Mary Hanmer had moved to Kidderminster solely to sit under Baxter’s ministry. With no reason now to stay, she and Margaret also moved to London. But within a few months, Mary died, leaving Margaret alone.

Up to this time, Baxter had not considered marriage. He believed that if a minister served devotedly, he would not have the capacity to meet family demands. But then the 1662 Act of Uniformity, which demanded that clergy repudiate their Puritan distinctives, forced Baxter out of ministry. With his justification for celibacy removed, he married Margaret on September 10, 1662. He was 47; she was 23. He now had no means of making a living, and she had independent wealth. Gossips had a field day.

But Margaret was overwhelmingly happy. She would face persecution and uncertainty alongside her husband, but she and Richard enjoyed true partnership in the gospel. They shared a passion for offering Christ to needy sinners. She also took care of the practicalities of everyday life, freeing Richard for his writing ministry. He admired her wisdom and often consulted her judgment:

She was better at resolving a case of conscience than most divines that ever I knew in all my life. I often put cases to her, which she so suddenly resolved, as to convince me of some degree of oversight in my own resolution. (48)

Margaret was delighted to pour her financial resources into giving away good literature and helping the needy. She and Richard opened their home to neighbors in order for Richard to informally share the word (an illegal activity, but they did it anyway).

In June 1669, Richard was arrested and sentenced to six months in prison. Margaret insisted on joining him in prison, and a kind jailer allowed them a room of their own. They were released early but then had to find accommodation outside London due to the notorious Five Mile Act, which prohibited Nonconformist preachers from coming within five miles of any place where they had previously ministered.

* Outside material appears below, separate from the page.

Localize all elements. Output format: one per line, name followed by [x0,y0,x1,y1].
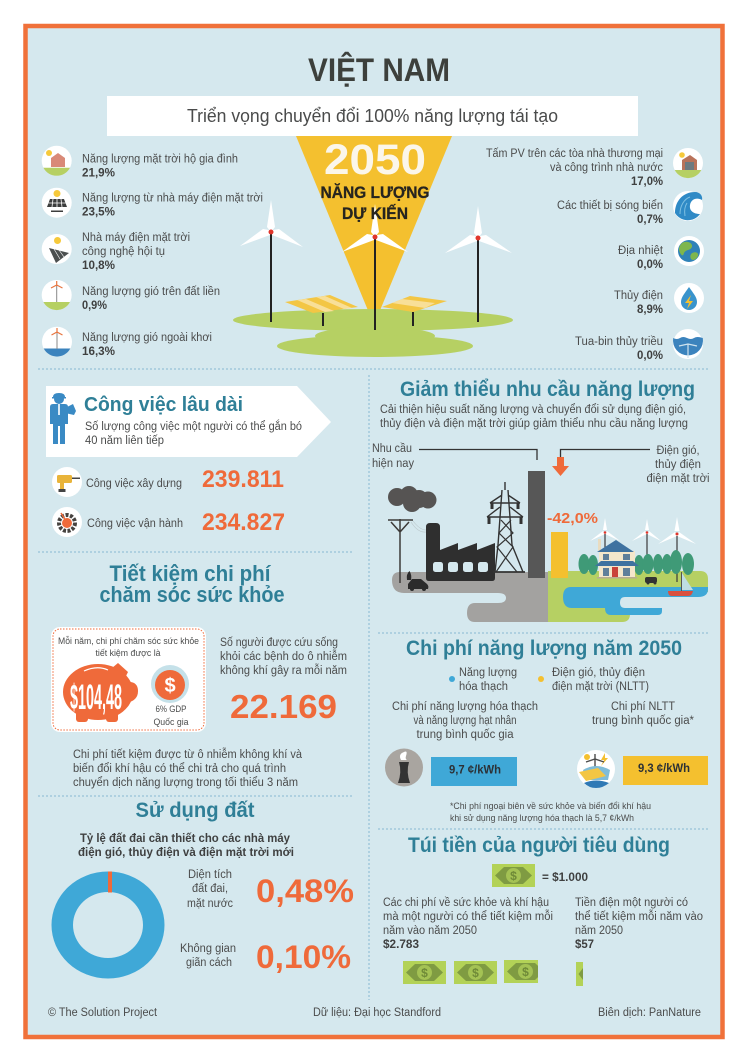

In 1672, the King issued a Declaration of Indulgence, which eased the situation for Nonconformists. For the remaining years of Margaret’s life, she supported and encouraged Richard in his ministry. She used her wealth to hire buildings where he could preach and even paid for the construction of meeting houses.

Eternal Life

Throughout their nineteen years of married life, both Richard and Margaret suffered ill health. Both consciously lived in the light of eternity.

Back in 1647, Baxter had endured a serious illness. During that time, he wrote The Saint’s Everlasting Rest, in which he urged his readers to set aside time each day to meditate on heaven:

Go away into a private place, at a convenient time, and put aside other distractions. Look up towards heaven. Remember that your everlasting rest is there. Meditate on its wonder and reality. Rise from sense to faith, by comparing heavenly with earthly joys, until you are transformed from a forgetful sinner, and a lover of the world, to an ardent lover of God. . . . Meditate until your heart is weaned away from earth to heaven, until you are taken up with the delight of walking with God.

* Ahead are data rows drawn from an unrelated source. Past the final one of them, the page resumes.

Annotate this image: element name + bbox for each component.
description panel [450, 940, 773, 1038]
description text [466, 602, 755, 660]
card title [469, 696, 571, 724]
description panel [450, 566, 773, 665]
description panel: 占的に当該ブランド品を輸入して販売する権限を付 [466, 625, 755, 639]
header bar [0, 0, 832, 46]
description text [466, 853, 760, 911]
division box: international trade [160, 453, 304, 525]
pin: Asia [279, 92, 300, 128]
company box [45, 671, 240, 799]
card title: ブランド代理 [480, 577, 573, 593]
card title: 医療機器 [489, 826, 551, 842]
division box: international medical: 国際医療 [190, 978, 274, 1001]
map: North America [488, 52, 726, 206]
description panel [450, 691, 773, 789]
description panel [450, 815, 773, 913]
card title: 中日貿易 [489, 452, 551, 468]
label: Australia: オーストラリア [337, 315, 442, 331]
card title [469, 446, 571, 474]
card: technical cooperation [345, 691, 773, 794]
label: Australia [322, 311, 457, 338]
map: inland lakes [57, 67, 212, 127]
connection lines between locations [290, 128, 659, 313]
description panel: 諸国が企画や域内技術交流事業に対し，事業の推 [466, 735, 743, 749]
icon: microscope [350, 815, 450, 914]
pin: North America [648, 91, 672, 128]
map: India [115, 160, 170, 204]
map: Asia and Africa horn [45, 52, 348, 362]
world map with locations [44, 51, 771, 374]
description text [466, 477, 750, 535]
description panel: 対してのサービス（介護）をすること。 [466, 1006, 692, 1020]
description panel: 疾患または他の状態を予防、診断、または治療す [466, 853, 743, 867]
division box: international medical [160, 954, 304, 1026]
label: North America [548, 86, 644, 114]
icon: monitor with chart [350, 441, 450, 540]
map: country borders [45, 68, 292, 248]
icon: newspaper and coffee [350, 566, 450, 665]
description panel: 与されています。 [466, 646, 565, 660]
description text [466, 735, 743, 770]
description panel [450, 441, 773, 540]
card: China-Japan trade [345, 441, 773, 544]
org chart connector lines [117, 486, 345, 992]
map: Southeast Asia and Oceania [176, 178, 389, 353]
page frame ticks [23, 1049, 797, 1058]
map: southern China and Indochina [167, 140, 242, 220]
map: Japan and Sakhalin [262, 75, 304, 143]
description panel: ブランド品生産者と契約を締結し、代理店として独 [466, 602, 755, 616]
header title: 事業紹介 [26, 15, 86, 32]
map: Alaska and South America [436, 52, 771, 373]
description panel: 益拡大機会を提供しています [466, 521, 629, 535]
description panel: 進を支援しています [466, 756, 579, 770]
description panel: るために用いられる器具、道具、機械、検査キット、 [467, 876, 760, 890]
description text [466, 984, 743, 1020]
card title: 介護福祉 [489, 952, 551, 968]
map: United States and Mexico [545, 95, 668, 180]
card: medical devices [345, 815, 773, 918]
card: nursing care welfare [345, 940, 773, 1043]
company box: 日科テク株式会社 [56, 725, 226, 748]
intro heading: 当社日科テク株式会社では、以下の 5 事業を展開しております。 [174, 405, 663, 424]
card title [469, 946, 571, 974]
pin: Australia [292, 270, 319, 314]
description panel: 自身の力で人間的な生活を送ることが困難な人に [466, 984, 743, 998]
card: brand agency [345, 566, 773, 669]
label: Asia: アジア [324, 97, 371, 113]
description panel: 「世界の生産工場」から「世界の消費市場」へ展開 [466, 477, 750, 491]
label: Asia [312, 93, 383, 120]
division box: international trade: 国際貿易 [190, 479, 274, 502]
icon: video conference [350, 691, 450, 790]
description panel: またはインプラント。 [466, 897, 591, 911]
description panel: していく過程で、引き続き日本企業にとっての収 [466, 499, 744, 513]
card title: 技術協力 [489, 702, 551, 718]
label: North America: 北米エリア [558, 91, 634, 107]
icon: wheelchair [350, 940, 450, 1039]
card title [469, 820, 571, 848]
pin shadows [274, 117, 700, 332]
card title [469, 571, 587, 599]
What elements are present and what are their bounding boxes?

Margaret would be the first to enter her “everlasting rest.” After twelve days of intense illness, she died on June 14, 1681, at just 42 years of age. Richard was desolate. He immediately wrote a memoir of his wife, lovingly describing her devotion to God.

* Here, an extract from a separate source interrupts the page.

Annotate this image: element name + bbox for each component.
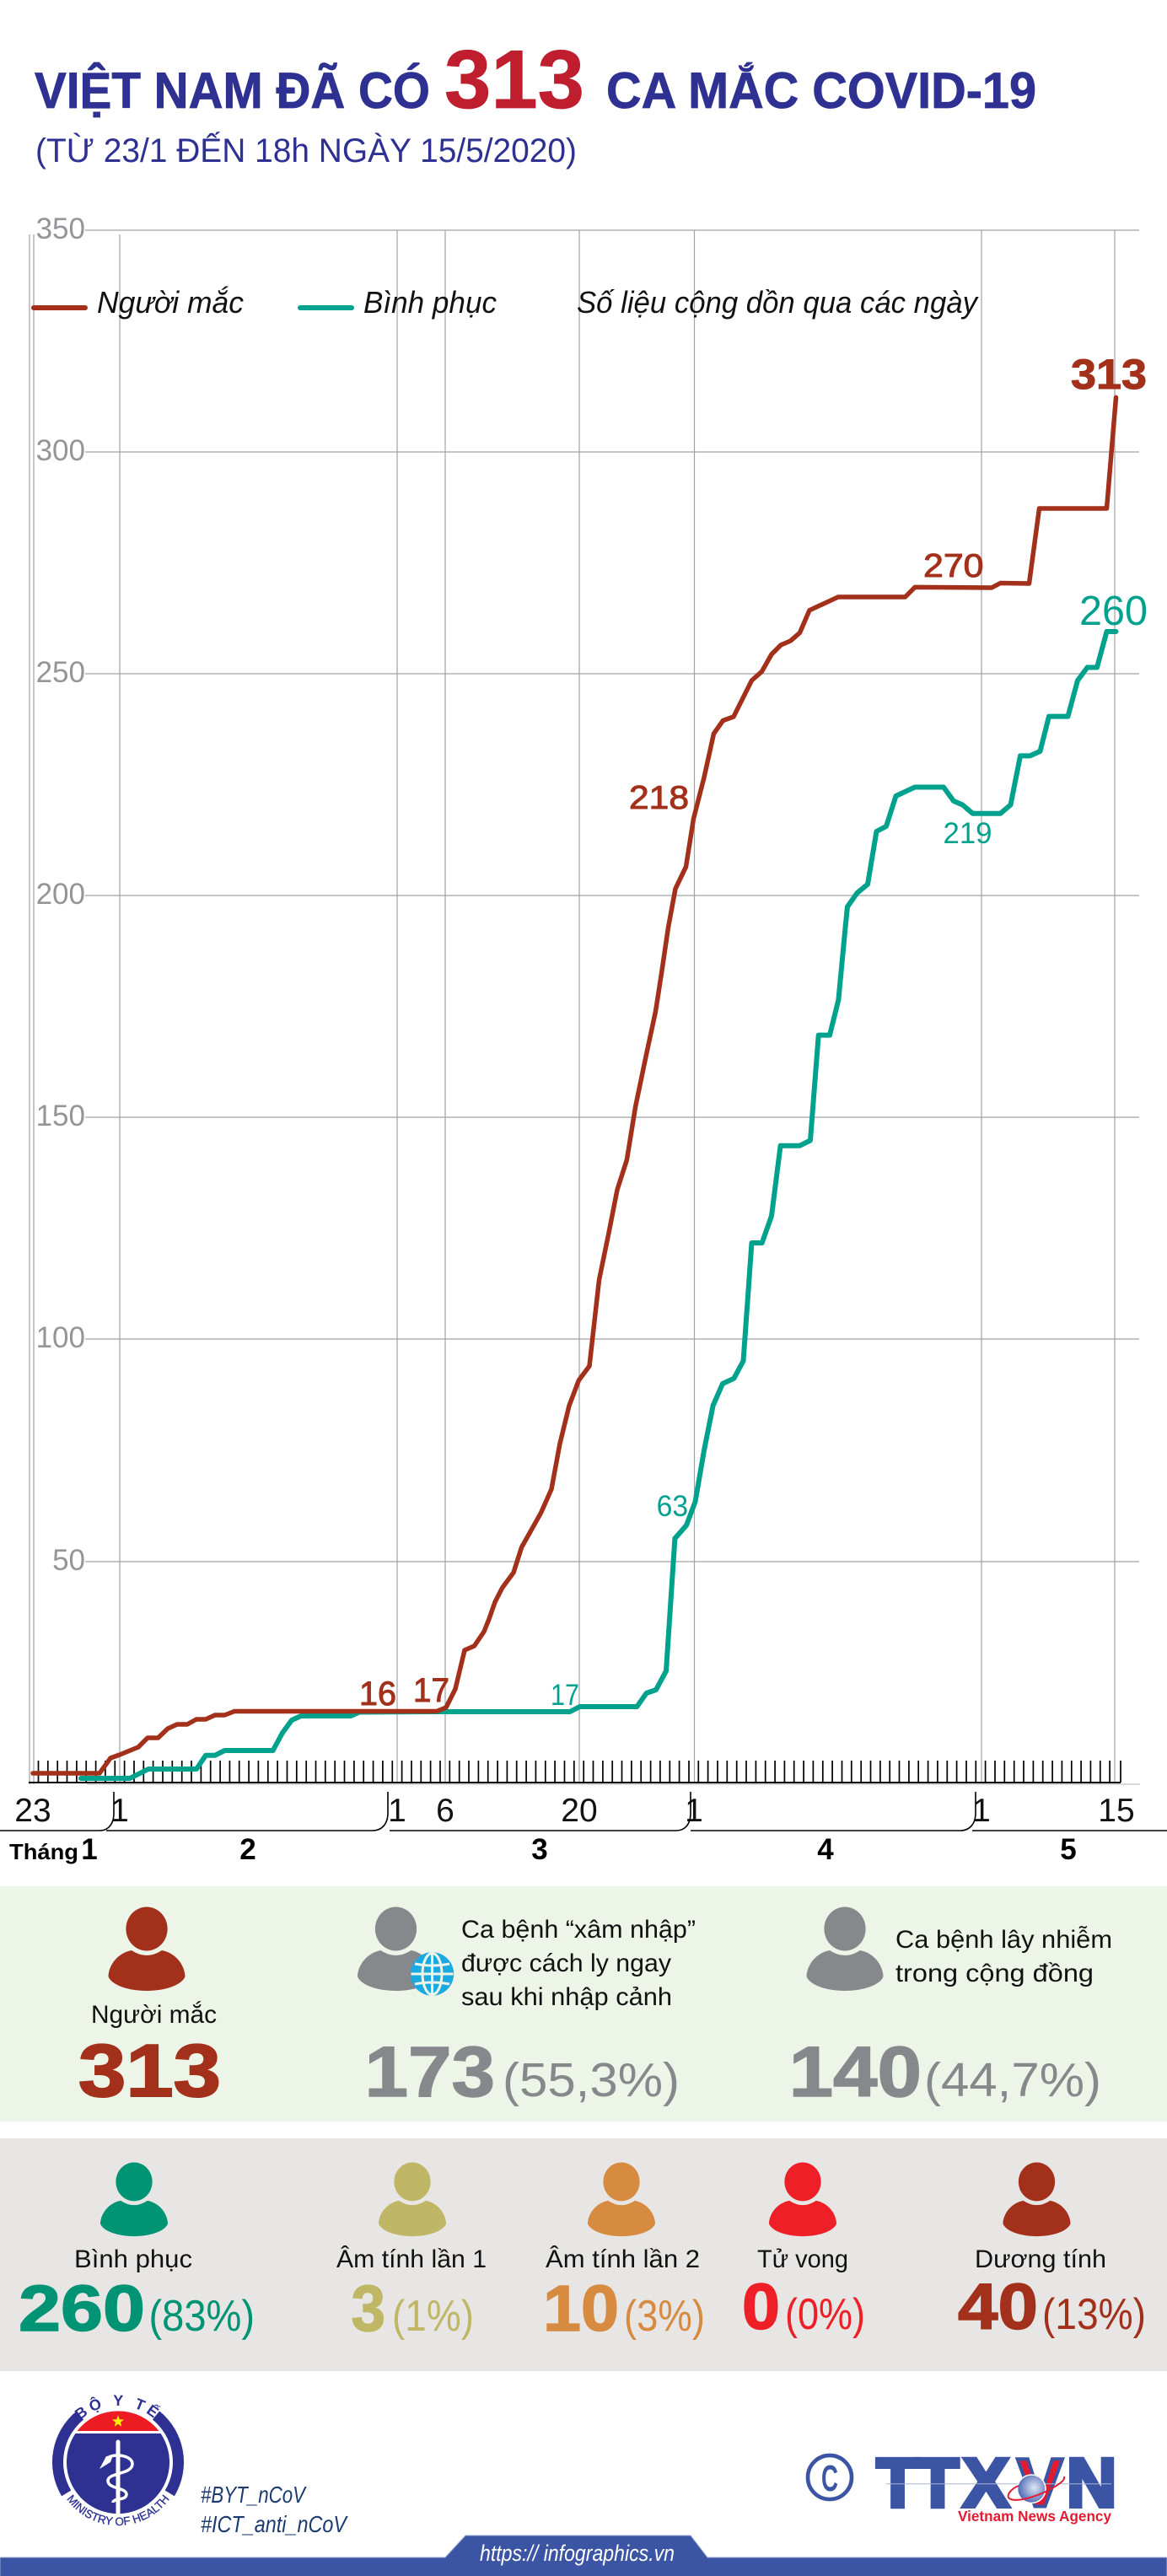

Richard honestly reflected on Margaret’s proneness to anxiety and fear and her often perfectionist, sometimes obsessive, tendencies. She drove herself to the limit. Her desire to serve overtook her strength and, in the end, both body and mind gave way under the strain. But he celebrated her compassion for the poor and needy, as well as her zeal to reach those who did not know Christ, as a shining example for others to follow. She was always popular with neighbors due to her cheerful and pleasant demeanor.

Baxter’s testimony to the devotion and godliness of his wife is so powerful that the Baxter marriage has often been lifted up as an ideal for others. Over three hundred years later, Margaret remains a woman to admire and emulate.